Which brings me to the information again

Here at the current FEET Commodities charts– for Metals and Agriculture and Lumber as at June 18, 2021.


Agriculture and Lumber



Here are two more in-depth charts– for Soybeans and Lumber– over 2021 to June 18, 2021.

Where are the screams of deflation?

Here is the OPEC– Basket Oil Price– from 2003 to June 17, 2021.

Trade unions are pernicious and too weak legislation has actually made it very hard for workers to fight for greater real salaries.


I could have shown the motions in energy rates, which have actually been used to provide credence to the accelerating inflation story.

Keep in mind that the current level did not yet reach the pre-pandemic level and in recent days has actually begun to lessen (see the next chart).

This is just a reversal of the rate falls that occurred when the vehicles left the roads throughout the lockdown.

I understand that it is easy to simply be trapped by the data of the day, which does not reveal underlying pressures and just reinforce ones views.

And while in another era, these may have set off a genuine wage-profit margin struggle in between labour and capital, I can not see the institutional equipment in place now to assist in such a fight of the markups.

Sure adequate oil costs have actually increased in the last few months as more automobiles are going back to the roadways.

The point is that there are cost pressures at present however I consider them to be transient as our markets and economies adapt to the enormous disruptions in the global supply chains that have actually arisen during the pandemic.

This chart reveals the information from April 2021 to June 18, 2021.

And, to comprehend the inflationary potential one needs to value the levers that can be promoted by some cost or need triggers to generate a new inflationary spiral.

That is enough for today!

(c) Copyright 2021 William Mitchell.
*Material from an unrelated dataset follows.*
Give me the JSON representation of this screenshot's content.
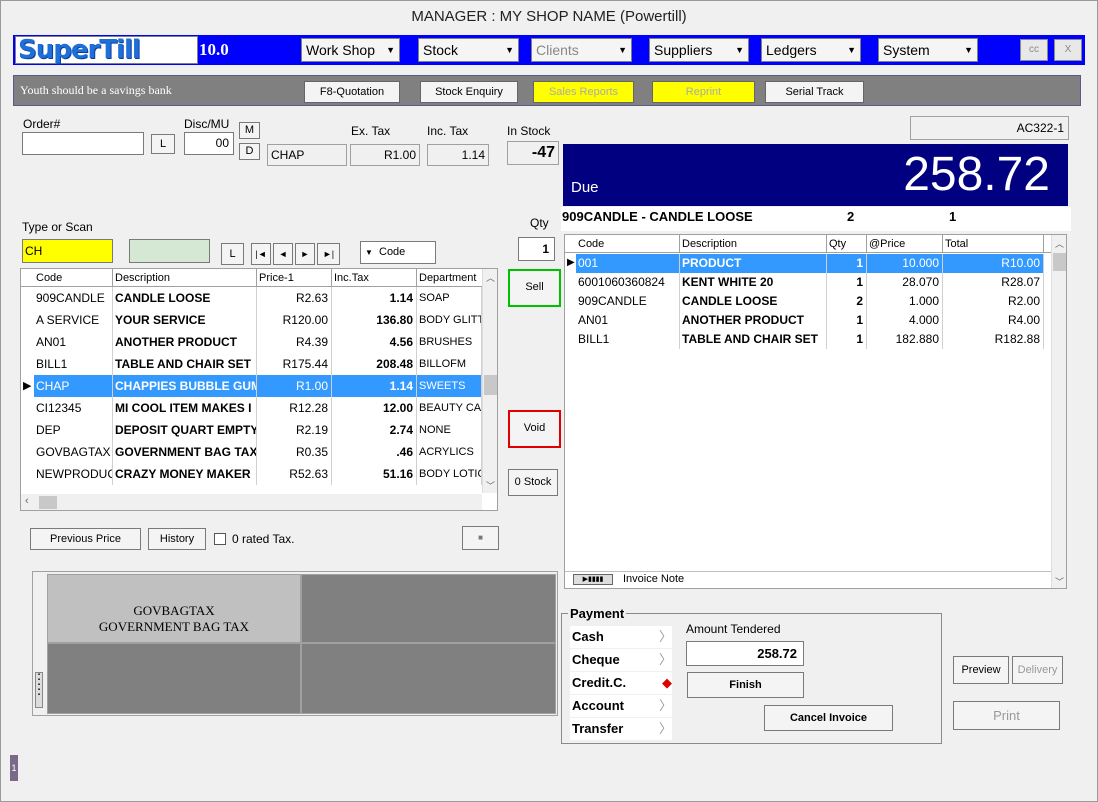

All Rights Reserved.

As I wrote just recently in my UK Guardian short article (June 7, 2021)– Price increases should be short-lived– so lets not resurrect inflation as a bogeyman– the inflation hysteria has actually set in. I offered more detail in this blog site post– Price increases need to be short-term– so lets not resurrect inflation as a bogeyman (June 9, 2021). The inflation hysteria truly shows the reality that mainstream economic experts are lost at sea at present provided the dissonance between the genuine world information and the errant forecasts from their economic structure. They can not actually comprehend what is occurring so when they see a graph rising it must be inflation and that relieves them because increasing deficits and main bank bond purchases have to be inflationary according to their perverted theoretical logic. Real (adjusted for inflation) typical weekly incomes decreased 2.2 percent from May 2020 to May 2021.